Adonc se saisit le roi du chevalier, lequel avoua sur l'heure que
c'était vérité. Alors en fit le roi faire justice
selon ses mérites.
(1)
Source
: "Les sources allemandes de l'histoire
de Jeanne d'Arc - Eberhard Windecke" - Germain Lefèvre-Pontalis
- 1903. Traduction de l'Allemand par Germain
Lefèvre-Pontalis.
Illustrations :
- le chateau de Reims (Bibli.nle)
- Miniature du XV° siècle : Jeanne chassant les ribaudes
de l'ost.
Notes :
1 Récit de
la bataille de Patay.
2 Récit de la marche sur Reims et du sacre.
§ 303 :
1 Ce
paragraphe préliminaire de la seconde reprise du récit
d'Eberhard Windecke figurait déjà, comme il a été
dit, dans les publications antérieures, où il jouait
le rôle de conclusion.
Il convient seulement, comme on voit, des généralités
qui, dans l'état antérieur du texte, pouvaient passer
pour récapitulatives, mais qui dans sa présentation
actuelle, peuvent être plutôt considérées
comme un préambule.
§303bis :
1 Cet
écho ne se retrouve jusqu'ici dans aucune autre source
connue. Jeanne d'Arc et Charles VII entrent à Reims, venant
de Châlons, le 16 juillet 1429.
Le sacre a lieu le 17 La Pucelle et le roi quittent Reims, se
dirigeant vers Soissons, le 21.
2 L'allusion à la date de la Saint-Martin (11 novembre),
qui se trouve contenue dans ce récit, reporte sa redaction,
au plus tot, à, la fin de l'an 1429.
C'est une bonne fortune exceptionnelle que d'en retrouver ainsi
le texte, conserve dans le seul manuscrit de Strasbourg.
Il représente sans conteste la plus gracieuse, la plus
poétique de ces nouvelles, forme légendaire, ainsi
improvisées, sur les pas de Jeanne d'Arc, par l'inépuisable
faculté d'imagination de 1a foule.
En quelques mots, il évoque, en pleine France, a la vue
des clochers de la Ville Sainte des Gaules, tout un paysage et
toute une scène presque évangéliques.
§ 304 :
1 Ce
paragraphe représente, comme on voit, deux échos
de même ordre, ainsi réunis sous le même groupement.
Le premier écho ne se rencontre et n'est reconnaissable
en aucun autre texte. Jusqu'ici, il semble absolument propre au
récit de Windecke. Il appartient visiblement au cycle d'actes
divinatoires prêtés par la voix publique a la Pucelle.

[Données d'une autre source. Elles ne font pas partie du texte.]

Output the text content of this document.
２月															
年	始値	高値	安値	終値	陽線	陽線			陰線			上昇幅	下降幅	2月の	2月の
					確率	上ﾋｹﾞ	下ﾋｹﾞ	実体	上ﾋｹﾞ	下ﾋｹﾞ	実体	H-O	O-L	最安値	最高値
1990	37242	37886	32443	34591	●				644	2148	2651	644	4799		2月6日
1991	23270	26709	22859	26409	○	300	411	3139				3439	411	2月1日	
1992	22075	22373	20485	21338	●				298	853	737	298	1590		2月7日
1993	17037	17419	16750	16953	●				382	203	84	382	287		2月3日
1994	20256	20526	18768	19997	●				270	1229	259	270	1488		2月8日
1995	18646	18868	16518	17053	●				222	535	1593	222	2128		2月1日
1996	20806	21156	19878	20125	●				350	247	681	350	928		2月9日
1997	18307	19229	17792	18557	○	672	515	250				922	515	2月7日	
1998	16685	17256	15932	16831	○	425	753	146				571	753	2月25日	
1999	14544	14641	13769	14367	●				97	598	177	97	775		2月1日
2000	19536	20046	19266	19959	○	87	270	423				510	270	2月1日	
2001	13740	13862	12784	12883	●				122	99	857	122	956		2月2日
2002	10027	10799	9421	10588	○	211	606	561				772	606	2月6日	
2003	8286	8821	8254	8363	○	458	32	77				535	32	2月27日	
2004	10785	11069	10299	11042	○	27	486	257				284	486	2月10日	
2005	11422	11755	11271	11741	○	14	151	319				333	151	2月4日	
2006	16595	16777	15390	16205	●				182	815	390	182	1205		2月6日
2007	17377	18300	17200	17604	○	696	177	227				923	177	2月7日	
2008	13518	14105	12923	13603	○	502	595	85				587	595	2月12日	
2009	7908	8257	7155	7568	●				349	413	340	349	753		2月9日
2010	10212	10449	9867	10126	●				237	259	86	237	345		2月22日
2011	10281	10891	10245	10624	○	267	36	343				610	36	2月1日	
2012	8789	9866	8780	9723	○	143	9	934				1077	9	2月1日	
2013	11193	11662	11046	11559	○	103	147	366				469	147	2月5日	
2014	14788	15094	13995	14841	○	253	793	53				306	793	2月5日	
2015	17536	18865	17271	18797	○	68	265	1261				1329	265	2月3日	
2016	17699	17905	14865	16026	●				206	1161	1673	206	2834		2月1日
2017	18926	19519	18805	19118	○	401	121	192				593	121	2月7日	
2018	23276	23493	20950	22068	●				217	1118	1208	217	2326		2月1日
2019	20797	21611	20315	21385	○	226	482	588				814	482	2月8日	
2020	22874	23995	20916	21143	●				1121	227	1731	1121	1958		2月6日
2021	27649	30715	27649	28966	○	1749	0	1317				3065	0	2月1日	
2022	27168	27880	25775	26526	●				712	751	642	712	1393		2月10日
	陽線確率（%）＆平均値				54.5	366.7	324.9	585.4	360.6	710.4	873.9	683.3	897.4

2 Le second echo présente un nouveau spécimen, facilement
reconnaissable, du récit plus ou moins déformé
d'une aventure bien connue. Il s'agit, en l'espèce, de
la scène où Jeanne d'Arc rompit son épée
sur les épaules d'une fille de joie qui suivait indûment
l'armée royale.
Le fait est rapporté, parmi les chroniqueurs contemporains,
par Jean Chartier, et, au procès de réhabilitation,
par la déposition du duc d'Alençon.
Jean Chartier inscrit cet épisode, avec une certaine précision,
au-premier jour de la campagne du Sacre, au jour où Charles
VII s'ébranle de Gien même, avec le gros de l'armée,
et où la Pucelle quitte, avec l'avant-garde, le camp où
elle s'est installée, depuis peu, à quatre lieues
en avant de la ville, la route prise par toutes les forces françaises
réunies étant la direction de Gien à Auxerre.
La date de cette mise en marche générale vers le
sacre de Reims est le 29 juin.
La déposition du duc d'Alençon, l'enthousiaste et
fidèle compagnon de la Pucelle, toujours à ses côtés
pendant cette campagne, fixerait ce fait, dont il assure avoir
été témoin oculaire, en un tout autre lieu,
bien distant, et à une tout autre date, bien postérieure
: c'est-à-dire à Saint-Denis, pendant la préparation
de l'attaque de Paris. Ce séjour à Saint-Denis,
dans la place même ou auprès, se place entre le 26
août, jour de l'entrée de Jeanne d'Arc et du duc
dans laville, et le 13 septembre, jour de la retraite ordonnée
par le roi.
Jean Chartier est seul à dire que l'épée
ainsi rompue était celle-là même qui avait
été trouvée à Sainte-Catherine-de-Fierbois,
en de si merveilleuses circonstances ; il ajoute que malgré
tous les efforts ordonnés par le roi, les tronçons
de l'épée ne purent être ressoudés,
ce qui, depuis, fut interprété comme un mauvais
présage.
Le texte de Windecke ne permet, comme on voit, de rien préciser
sur ce point. Ajoutons qu'il est seul à mentionner la mort
d'une des "folles filles" ainsi frappées. Les
deux textes français ne parlent que de la rupture de l'épée,
incident que le texte allemand ne signale pas d'ailleurs.
§ 305 :
1 Dîner
doit s'entendre dans le sens de ces textes c'est à dire
du repas pris en fin de matinée, tandis que souper représente
le repas du soir.
2 Trois heures de l'après-midi.
3 Cet écho, dans le cadre où il se présente
ici, ne se retrouve dans aucun autre texte connu.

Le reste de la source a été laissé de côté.